“Definite i vostri termini o non riusciremo mai a capirci l’un l’altro”. Per Melanie Mitchell, informatica, questo ammonimento del filosofo Voltaire è una sfida per chiunque parli di intelligenza artificiale, perché il suo concetto centrale, cioè l’intelligenza, resta definito in modo vago. L’intelligenza artificiale, scrive Mitchell nel suo libro “L’intelligenza artificiale. Una guida per esseri umani pensanti”, eredita il problema di termini come “intelligenza”, “pensiero”, “coscienza” e “emozione” tutti stipati in una valigia come un’accozzaglia di significati disparati in contesti differenti.

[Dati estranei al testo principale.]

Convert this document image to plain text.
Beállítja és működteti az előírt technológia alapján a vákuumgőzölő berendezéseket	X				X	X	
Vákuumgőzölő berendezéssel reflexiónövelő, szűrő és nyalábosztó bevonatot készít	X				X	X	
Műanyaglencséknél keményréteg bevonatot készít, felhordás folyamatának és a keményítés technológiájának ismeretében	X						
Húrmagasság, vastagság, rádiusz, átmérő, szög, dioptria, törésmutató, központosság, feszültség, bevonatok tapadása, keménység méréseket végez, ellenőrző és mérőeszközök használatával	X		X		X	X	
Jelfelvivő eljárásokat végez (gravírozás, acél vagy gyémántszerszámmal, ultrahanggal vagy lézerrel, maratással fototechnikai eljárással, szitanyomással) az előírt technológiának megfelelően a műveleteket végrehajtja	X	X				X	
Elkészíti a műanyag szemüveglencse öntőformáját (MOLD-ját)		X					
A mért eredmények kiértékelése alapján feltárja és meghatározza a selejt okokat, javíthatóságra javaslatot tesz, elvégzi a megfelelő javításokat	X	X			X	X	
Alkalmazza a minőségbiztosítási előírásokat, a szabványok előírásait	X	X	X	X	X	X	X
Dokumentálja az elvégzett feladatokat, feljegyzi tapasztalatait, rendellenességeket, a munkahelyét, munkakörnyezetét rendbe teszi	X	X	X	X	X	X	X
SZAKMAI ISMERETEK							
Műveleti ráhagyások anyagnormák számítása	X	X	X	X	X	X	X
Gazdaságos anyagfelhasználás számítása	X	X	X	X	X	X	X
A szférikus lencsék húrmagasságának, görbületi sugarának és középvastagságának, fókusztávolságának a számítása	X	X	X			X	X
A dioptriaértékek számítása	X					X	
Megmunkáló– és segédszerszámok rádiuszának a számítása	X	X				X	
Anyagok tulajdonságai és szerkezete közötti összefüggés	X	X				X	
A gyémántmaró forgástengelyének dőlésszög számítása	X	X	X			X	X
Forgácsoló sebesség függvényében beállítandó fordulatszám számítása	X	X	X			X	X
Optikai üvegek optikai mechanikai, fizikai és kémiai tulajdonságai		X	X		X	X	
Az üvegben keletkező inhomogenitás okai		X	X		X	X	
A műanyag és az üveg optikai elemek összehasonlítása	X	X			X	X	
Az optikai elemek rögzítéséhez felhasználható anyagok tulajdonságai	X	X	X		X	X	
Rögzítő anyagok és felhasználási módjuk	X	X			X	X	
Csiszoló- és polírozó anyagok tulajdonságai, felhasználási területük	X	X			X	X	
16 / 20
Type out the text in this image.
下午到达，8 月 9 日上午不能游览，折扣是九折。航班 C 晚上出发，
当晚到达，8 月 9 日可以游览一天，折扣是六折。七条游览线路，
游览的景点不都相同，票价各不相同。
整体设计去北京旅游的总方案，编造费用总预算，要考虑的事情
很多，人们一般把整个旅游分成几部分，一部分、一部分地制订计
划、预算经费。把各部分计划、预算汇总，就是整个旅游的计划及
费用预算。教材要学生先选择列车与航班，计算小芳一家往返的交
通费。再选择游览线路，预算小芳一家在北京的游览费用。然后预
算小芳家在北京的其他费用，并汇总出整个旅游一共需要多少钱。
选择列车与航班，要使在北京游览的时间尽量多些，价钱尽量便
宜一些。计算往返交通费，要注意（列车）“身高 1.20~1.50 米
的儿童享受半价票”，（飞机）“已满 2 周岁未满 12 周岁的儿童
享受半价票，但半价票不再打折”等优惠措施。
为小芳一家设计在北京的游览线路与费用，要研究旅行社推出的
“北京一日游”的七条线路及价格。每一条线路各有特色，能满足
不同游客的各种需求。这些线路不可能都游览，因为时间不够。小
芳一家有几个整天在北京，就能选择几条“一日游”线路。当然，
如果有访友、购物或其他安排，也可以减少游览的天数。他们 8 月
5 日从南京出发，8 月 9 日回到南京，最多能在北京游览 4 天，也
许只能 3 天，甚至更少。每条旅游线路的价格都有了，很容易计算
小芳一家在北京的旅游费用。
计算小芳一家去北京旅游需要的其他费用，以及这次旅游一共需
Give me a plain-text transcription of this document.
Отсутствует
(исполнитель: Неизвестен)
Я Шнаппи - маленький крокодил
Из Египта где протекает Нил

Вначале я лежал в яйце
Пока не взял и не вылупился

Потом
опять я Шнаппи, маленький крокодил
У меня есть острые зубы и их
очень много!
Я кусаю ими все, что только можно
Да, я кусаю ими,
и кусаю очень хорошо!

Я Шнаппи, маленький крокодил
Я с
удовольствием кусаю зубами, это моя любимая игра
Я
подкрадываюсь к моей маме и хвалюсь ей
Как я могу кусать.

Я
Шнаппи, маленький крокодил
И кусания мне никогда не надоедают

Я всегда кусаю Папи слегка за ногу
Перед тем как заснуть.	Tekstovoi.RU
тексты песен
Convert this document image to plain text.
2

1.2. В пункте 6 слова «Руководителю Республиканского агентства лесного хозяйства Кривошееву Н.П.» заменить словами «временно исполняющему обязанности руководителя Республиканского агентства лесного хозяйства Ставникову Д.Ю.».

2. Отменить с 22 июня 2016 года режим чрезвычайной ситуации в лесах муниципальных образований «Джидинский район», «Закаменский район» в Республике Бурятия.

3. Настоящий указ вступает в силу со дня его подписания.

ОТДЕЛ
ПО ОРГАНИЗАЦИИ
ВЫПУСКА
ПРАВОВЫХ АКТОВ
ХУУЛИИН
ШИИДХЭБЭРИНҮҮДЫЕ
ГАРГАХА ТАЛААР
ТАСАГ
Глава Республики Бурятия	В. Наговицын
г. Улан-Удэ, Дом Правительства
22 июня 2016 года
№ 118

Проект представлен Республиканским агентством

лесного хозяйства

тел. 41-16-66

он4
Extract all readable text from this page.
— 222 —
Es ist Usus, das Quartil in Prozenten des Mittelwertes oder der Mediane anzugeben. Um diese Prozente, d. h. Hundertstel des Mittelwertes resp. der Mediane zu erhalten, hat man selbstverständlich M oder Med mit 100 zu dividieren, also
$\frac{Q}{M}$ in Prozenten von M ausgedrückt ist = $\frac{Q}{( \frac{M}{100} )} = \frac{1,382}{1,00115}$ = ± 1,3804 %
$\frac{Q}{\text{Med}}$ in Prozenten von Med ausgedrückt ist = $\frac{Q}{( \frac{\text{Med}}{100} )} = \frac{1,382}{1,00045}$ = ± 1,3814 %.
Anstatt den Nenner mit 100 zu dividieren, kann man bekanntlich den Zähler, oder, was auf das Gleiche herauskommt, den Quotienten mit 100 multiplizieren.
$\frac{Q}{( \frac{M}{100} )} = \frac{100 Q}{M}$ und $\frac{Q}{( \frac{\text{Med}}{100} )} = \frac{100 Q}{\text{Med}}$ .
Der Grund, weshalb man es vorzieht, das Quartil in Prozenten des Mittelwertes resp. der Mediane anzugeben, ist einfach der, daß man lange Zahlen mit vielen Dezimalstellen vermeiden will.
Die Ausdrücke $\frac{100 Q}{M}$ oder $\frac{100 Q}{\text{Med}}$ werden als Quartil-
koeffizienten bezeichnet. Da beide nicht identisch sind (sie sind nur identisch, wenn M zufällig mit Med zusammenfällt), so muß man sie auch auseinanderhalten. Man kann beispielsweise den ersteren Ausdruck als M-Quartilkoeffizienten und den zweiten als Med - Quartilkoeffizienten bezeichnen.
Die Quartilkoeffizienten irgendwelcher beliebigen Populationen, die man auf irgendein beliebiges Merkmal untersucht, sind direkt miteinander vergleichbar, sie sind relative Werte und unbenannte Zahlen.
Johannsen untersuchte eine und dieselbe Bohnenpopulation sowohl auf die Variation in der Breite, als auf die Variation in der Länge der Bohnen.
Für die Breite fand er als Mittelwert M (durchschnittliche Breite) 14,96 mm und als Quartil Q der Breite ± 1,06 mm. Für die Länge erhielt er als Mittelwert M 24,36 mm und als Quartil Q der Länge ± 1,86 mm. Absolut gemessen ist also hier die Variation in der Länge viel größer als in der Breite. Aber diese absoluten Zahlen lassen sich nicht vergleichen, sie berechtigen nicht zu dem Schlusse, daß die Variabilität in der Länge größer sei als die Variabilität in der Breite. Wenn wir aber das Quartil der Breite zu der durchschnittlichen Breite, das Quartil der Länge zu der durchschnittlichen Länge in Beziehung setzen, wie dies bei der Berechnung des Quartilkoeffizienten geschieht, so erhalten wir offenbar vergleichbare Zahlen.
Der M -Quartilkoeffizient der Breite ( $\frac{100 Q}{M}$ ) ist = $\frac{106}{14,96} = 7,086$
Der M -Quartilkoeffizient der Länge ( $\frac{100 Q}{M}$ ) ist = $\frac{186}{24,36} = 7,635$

Melanie Mitchell insegna Computer science alla Portland State university ed è external professor al Santa Fe institute. È autrice di “Introduzione agli algoritmi genetici” e di “Complexity. A guided tour” che ha vinto il Phi Beta Kappa Science Book Award 2010. Il suo ultimo libro “L’intelligenza artificiale. Una guida per esseri umani pensanti” (Torino: Einaudi, 2023), è stato finalista del Premio Cosmos 2023.
Ha senso parlare di intelligenza riferita alle macchine?
Nel corso della storia dell’intelligenza artificiale paragonare queste due forme di “intelligenza” ci ha aiutato a comprendere il significato di intelligenza e le sue diverse accezioni in contesti diversi. Ad esempio, un tempo si diceva: “Se un computer potesse giocare a scacchi al livello di un grande maestro, ciò richiederebbe un’intelligenza generale umana”. Poi abbiamo realizzato che una macchina può sì giocare al livello di un grande maestro, e addirittura superare il maestro, non per questo però possiamo affermare che sia “intelligente” come noi. Dunque, fare un confronto tra macchine e uomo può essere utile per definire con precisione e comprendere l’intelligenza generale umana. Ma allo stesso tempo può essere rischioso perché applichiamo erroneamente alle macchine quegli stessi termini che usiamo quando ci riferiamo ai processi cognitivi umani. Quando diciamo che “questa macchina è un sistema di apprendimento automatico” intendiamo che la macchina sta imparando allo stesso modo degli esseri umani? No, perché la parola “apprendimento” riferita alle macchine ha un significato completamente diverso dall’apprendimento degli esseri umani. Ecco perché paragonare queste due forme di intelligenza è utile e altrettanto azzardato senza una giusta distinzione tra le abilità umane e quelle dell’intelligenza artificiale.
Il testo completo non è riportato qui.